Diezelfde dag is ook [verweerster] om een toelichting gevraagd. Desgevraagd heeft zij verklaard namens Smartpolymers een algenonderzoek te hebben verricht in het kader van het Wicker-project voor Azioni en Bellagio. Verder verklaarde zij niet met [C] te spreken over hun werkzaamheden, en dus ook niet precies te weten wat [C] doet tijdens het werk en wat voor klanten hij bezoekt. Hierna heeft [verzoekster] [verweerster] op non-actief gesteld. [verweerster] heeft hiertegen geprotesteerd. [verweerster] heeft destijds een usb-stick aan [verzoekster] overhandigd met haar werkbestanden.

2.19.

Op 4 mei 2016 hebben [verzoekster] en [verweerster] met elkaar gesproken over voortzetting van het dienstverband. [verzoekster] wilde bij voortzetting enkele voorwaarden uit de arbeidsovereenkomst aanpassen. Zo wenste [verzoekster] dat [verweerster] haar werkzaamheden in het vervolg op kantoor zou verrichten en wenste zij strengere afspraken met betrekking tot geheimhouding en nevenwerkzaamheden te maken en een concurrentie- en relatiebeding overeen te komen.

2.20.

[verweerster] heeft op 10 mei 2016 laten weten de door [verzoekster] voorgestelde aanpassingen niet te accepteren en open te staan voor een nieuw voorstel.

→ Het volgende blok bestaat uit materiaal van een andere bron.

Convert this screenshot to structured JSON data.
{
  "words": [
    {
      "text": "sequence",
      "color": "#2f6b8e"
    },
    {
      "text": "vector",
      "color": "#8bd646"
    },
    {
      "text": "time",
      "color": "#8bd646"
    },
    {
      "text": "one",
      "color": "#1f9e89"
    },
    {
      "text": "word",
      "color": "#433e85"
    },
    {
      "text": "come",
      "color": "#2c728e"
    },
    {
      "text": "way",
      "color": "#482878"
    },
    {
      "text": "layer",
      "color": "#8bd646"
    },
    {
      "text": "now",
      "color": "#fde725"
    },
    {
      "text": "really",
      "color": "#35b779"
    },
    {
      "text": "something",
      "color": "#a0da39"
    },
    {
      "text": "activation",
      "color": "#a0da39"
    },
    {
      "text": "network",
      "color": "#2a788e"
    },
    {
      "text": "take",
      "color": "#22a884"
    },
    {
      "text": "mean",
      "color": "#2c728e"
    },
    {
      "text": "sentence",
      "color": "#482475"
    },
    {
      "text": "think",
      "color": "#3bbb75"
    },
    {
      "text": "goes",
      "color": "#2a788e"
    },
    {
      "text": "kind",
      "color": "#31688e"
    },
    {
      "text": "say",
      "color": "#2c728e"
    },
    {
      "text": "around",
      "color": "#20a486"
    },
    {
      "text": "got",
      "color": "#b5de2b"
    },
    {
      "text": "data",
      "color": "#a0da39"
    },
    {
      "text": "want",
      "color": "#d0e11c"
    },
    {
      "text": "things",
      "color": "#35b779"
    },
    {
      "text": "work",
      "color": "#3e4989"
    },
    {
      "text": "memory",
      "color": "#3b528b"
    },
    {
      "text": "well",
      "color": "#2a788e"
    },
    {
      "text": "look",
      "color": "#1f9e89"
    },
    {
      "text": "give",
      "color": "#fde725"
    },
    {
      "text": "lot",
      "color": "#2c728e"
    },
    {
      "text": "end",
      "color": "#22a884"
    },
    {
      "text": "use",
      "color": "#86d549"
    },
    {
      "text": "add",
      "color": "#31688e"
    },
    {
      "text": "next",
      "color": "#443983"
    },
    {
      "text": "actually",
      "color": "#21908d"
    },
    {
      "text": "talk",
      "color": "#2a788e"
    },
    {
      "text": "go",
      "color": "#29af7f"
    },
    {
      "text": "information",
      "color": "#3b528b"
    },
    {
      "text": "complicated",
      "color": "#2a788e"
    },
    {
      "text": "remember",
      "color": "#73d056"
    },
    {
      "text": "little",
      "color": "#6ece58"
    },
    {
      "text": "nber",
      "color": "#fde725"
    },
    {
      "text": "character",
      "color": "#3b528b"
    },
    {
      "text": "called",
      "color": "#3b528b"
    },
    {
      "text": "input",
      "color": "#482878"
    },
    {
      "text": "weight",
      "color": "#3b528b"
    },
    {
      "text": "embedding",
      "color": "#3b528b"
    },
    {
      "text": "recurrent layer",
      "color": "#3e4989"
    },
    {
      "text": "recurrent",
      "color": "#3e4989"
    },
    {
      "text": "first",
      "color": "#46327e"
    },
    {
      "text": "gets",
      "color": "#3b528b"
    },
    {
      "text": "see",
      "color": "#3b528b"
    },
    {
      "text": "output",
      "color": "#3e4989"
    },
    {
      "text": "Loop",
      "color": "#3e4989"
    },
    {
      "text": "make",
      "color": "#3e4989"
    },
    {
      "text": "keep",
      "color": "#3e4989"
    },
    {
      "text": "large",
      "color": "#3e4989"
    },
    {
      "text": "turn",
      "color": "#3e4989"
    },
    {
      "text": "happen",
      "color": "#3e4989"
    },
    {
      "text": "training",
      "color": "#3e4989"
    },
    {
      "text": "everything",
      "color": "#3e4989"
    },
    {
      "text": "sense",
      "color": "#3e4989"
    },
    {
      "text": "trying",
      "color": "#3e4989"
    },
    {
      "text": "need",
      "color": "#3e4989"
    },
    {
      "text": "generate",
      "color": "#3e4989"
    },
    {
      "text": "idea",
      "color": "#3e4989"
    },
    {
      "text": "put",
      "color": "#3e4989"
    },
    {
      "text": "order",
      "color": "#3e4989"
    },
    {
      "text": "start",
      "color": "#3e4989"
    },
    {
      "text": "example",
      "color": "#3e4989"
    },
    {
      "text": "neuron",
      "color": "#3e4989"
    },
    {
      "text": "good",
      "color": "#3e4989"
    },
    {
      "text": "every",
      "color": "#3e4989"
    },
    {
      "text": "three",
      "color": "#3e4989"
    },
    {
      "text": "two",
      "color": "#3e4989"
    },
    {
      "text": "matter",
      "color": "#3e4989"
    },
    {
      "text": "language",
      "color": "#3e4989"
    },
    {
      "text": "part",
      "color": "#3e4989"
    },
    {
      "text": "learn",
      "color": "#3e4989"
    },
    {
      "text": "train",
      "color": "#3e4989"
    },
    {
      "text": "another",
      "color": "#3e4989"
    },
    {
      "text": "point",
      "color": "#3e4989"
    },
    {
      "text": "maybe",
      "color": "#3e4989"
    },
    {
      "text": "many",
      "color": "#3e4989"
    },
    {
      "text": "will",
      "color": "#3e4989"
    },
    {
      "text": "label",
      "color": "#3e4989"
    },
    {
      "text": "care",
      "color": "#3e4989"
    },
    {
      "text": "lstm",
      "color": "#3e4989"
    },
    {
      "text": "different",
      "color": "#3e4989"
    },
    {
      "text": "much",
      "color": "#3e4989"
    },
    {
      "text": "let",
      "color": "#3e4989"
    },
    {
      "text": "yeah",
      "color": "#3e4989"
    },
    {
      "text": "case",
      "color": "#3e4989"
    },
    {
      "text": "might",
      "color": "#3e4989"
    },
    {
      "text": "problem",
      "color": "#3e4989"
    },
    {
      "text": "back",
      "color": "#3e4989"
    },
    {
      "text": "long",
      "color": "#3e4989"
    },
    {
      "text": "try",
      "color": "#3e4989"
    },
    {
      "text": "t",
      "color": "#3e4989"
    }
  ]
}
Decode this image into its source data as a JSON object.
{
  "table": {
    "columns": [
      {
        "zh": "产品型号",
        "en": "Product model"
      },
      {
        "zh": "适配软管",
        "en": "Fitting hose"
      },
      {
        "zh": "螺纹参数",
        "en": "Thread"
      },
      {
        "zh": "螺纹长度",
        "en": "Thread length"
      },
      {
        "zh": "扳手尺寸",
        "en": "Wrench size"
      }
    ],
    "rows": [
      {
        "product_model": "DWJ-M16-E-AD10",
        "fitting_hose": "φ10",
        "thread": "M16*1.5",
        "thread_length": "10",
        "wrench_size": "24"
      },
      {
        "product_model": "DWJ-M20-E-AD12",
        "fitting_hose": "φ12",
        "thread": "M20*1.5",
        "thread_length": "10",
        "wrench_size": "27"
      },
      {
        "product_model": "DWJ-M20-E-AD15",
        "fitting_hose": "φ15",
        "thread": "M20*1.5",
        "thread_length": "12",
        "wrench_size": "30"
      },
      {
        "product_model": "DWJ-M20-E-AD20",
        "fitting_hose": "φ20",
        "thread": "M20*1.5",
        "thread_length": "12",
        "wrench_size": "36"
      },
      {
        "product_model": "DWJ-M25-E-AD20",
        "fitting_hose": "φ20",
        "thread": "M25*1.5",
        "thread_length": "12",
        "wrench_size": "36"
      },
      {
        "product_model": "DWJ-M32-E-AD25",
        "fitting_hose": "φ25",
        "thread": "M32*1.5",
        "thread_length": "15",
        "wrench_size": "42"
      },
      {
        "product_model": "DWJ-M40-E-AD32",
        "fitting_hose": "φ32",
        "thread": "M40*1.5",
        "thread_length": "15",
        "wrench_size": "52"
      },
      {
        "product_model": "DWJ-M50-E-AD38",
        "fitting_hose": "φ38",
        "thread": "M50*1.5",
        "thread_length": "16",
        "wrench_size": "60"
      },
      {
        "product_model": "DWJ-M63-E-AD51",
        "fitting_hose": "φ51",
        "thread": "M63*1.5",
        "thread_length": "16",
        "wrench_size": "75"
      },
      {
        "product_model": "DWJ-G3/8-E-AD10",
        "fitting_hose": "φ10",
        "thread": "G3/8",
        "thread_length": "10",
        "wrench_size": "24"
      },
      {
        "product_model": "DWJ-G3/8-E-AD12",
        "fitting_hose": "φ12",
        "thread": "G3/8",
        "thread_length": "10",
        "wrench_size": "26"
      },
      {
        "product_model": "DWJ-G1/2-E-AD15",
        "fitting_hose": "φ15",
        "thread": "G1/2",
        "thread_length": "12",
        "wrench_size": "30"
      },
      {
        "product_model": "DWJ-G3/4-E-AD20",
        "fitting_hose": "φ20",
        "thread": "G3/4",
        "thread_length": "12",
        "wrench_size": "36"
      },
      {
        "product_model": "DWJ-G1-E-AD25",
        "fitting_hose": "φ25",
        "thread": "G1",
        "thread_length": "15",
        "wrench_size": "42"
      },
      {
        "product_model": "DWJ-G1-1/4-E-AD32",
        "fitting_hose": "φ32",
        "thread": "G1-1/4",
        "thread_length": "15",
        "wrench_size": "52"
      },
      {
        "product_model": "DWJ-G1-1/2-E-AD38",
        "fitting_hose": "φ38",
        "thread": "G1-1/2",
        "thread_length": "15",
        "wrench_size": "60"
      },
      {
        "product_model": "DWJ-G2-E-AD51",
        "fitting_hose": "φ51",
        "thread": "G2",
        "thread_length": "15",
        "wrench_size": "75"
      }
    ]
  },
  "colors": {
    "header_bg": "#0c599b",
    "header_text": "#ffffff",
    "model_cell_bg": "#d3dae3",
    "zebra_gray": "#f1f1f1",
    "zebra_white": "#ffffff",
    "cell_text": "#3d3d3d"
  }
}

3 Het verzoek van [verzoekster]

3.1.

verzoekt (samengevat) de arbeidsovereenkomst met [verweerster] te ontbinden. Primair op grond van artikel 7:671b lid 1, onderdeel a, jo. artikel 7:669 lid 3 sub g BW en subsidiair op grond van artikel 7:671b lid 1, onderdeel a, jo. artikel 7:669 lid 3 sub h BW.

3.2.

Aan dit verzoek legt [verzoekster] ten grondslag dat primair sprake is van – kort gezegd – een verstoorde arbeidsverhouding die zodanig is dat van haar redelijkerwijs niet gevergd kan worden de arbeidsovereenkomst te laten voortduren. Ter onderbouwing daarvan heeft [verzoekster] het volgende naar voren gebracht. [C] heeft, buiten [verzoekster] om, concurrerend gehandeld. Hij heeft zonder [verzoekster] hierover in te lichten twee ondernemingen opgericht (waaronder Azioni), waarin hij deelnam en waarvoor hij werkzaamheden verrichtte. Hoewel [verweerster] op de hoogte bleek van zijn activiteiten en daar ook aan had meegewerkt, leek haar wetenschap en rol aanvankelijk beperkt, reden waarom [verzoekster] de insteek had om haar arbeidsovereenkomst voort te zetten. [verzoekster] wilde daarbij wel de voorwaarden aanpassen om te voorkomen dat [C] nog de beschikking had over en toegang had tot de bedrijfsinformatie van [verzoekster] . Over een gewijzigde voortzetting van de arbeidsovereenkomst hebben partijen geen overeenstemming kunnen bereiken. Inmiddels heeft [verzoekster] er geen vertrouwen meer in dat de arbeidsrelatie met [verweerster] op een vruchtbare wijze kan worden voortgezet. Enerzijds omdat de betrokkenheid van [verweerster] bij, althans de wetenschap, omtrent de activiteiten van [C] groter is dan [verzoekster] eerder dacht. Gebleken is dat [verweerster] actief betrokken is geweest. Anderzijds omdat bij [verweerster] geen besef aanwezig lijkt van de verwijtbaarheid van de gedragingen van haar echtgenoot en het belang van [verzoekster] hierbij. Daarbij is de communicatie over aanpassing van de arbeidsovereenkomst moeizaam verlopen en [verweerster] werkt niet mee aan het verstrekken van bedrijfsinformatie.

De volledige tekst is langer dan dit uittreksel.